Os processos da Comissão de Ética Pública foram obtidos por meio da Lei de Acesso à Informação. Segundo o presidente da CEP, o advogado Manoel Caetano Ferreira Filho, a Comissão trabalha para evitar ao máximo liberar imediatamente pessoas que deveriam permanecer em quarentena, e também para evitar aqueles que “usam a quarentena apenas para obter uma remuneração durante o período em que não trabalham”. “A gente analisa os casos em que a gente concede a quarentena, para evitar que o funcionário utilize isso como férias remuneradas. É um risco que a gente enfrenta, e cuida muito para que não aconteça”, diz ele.
Apesar disso, diz ele, o fato de um servidor de carreira desistir de ir para a iniciativa privada e voltar ao serviço público após a quarentena não constitui, por si só, uma fraude. “A gente analisa a situação que é exposta para a comissão, com base nos documentos que a gente tem, com este cuidado mesmo de evitar que o funcionário utilize a quarentena, que tem um interesse público (…), para o seu interesse privado”, diz o presidente da CEP.
Economista e servidor civil do Comando da Marinha, Célio Faria Júnior foi ministro da Secretaria de Governo da Presidência da República (Segov) de março de 2022 até o fim do governo. Antes, foi chefe do Gabinete Pessoal de Bolsonaro. Por decisão da CEP, ficou de quarentena de janeiro a junho deste ano. Na consulta, mencionou que gostaria de trabalhar com relações governamentais para uma empresa privada, mas sem dizer qual seria. Ao fim da quarentena, em 7 de junho, foi nomeado como assessor parlamentar na Liderança da Minoria no Senado.
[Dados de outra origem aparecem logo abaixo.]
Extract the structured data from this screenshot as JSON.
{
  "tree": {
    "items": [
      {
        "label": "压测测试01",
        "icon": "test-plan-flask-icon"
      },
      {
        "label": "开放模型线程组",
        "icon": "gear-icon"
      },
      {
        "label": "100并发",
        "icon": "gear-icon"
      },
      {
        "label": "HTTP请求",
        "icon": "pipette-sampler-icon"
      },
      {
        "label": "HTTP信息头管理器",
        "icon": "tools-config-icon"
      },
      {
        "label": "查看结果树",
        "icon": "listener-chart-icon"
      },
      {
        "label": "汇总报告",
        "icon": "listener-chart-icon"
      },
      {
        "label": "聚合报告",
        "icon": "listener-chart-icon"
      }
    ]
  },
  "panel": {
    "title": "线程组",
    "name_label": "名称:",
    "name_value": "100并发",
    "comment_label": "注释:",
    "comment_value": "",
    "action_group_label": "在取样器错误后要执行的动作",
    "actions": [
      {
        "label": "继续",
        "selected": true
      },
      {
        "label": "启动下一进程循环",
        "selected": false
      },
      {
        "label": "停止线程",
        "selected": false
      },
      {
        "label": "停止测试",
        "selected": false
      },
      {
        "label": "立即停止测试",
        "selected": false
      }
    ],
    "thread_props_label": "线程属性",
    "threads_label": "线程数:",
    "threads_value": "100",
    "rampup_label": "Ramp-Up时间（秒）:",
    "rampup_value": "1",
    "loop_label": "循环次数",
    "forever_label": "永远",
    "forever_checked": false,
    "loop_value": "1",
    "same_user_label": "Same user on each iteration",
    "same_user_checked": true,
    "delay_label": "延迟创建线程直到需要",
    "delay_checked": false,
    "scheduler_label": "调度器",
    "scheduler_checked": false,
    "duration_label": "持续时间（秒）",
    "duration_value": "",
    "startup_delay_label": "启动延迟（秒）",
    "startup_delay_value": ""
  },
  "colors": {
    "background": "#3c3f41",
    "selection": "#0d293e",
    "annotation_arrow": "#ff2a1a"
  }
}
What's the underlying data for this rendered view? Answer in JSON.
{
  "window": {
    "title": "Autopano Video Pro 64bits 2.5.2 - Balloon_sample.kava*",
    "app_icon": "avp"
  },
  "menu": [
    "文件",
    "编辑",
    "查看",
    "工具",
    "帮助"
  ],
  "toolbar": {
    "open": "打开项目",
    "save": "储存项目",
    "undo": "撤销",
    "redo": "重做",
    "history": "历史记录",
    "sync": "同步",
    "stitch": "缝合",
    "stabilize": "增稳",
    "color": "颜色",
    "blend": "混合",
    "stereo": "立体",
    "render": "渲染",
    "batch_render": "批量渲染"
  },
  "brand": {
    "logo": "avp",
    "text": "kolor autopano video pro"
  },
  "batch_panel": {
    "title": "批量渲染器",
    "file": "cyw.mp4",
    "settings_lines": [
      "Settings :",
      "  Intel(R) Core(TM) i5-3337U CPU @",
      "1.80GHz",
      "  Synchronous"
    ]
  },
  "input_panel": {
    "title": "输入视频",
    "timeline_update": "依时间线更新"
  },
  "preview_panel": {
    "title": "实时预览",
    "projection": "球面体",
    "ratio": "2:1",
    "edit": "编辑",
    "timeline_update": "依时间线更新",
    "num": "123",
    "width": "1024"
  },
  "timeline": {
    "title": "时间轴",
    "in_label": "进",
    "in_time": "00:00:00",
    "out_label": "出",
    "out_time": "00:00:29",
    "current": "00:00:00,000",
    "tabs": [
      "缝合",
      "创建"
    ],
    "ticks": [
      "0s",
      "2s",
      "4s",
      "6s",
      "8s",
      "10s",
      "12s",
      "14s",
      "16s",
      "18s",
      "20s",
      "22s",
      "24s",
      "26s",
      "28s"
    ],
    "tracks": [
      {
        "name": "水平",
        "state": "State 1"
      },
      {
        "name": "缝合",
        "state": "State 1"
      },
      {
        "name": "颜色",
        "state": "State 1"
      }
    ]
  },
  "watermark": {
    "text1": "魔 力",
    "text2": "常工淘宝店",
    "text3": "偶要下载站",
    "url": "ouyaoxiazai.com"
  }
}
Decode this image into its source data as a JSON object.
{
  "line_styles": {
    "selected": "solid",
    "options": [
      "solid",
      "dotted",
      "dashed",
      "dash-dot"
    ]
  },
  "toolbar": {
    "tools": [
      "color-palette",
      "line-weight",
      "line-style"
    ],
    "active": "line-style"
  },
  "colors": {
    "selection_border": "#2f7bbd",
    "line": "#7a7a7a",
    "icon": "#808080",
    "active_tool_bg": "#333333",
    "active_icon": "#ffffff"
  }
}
Gustavo Canuto foi ministro do Desenvolvimento Regional até fevereiro de 2020, quando assumiu a presidência da Dataprev, a empresa pública de processamento de dados da União. Ao deixar o comando da Dataprev, recebeu uma proposta de trabalho na Consiglog, empresa que trabalha com empréstimos consignados de servidores. Canuto trabalharia na área de relações institucionais da empresa – mas, após os seis meses de quarentena, ele acabou desistindo. Voltou ao serviço público e está hoje na Secretaria de Gestão e Inovação (Seges) do Ministério da Gestão e Inovação em Serviços Públicos (MGI).
Canuto diz que cumpriu a quarentena de boa fé: ele realmente cogitou passar para a iniciativa privada, mas fatores como a possibilidade de passar mais tempo com a família pesaram na decisão de continuar no serviço público. “Acabei recebendo um convite de uma pessoa que eu gosto, para trabalhar na equipe dela. (…) Gosto do serviço público e acredito que ainda posso contribuir, independente da gestão”, disse ele.
Além de Canuto e Célio Faria Júnior, a lista inclui também os ex-secretários do antigo Ministério da Economia Alexandre de Carvalho e Marcelo Varella. Há também os ex-secretários Helder Melillo (Desenvolvimento Regional), Emmanuel Sousa de Abreu (Ministério de Minas e Energia) e Marcelo Marcos Morales (Ciência e Tecnologia).
A lista segue com a ex-presidente do Iphan Larissa Peixoto; o ex-secretário de controle interno da CGU Antônio Carlos Bezerra Leonel; o ex-diretor do Fundo Nacional de Desenvolvimento da Educação (FNDE), Garigham Amarante; o ex-diretor da Companhia das Docas do Rio Jean Paulo Castro e Silva e o ex-diretor da Empresa de Planejamento e Logística S. A. (EPL) Marcelo Guerreiro Caldas.
A advogada constitucionalista e professora Vera Chemim explica que, embora não haja, a princípio, fraude nestes casos, servidores públicos que usam a obrigatoriedade da quarentena para proveito pessoal podem ser processados administrativamente. Neste caso, a pena mais severa é a demissão. Além disso, se ficar comprovado que algum servidor usou a quarentena para garantir um tipo de “sabático” indevido, ele pode ser denunciado por ato de improbidade administrativa, avalia ela.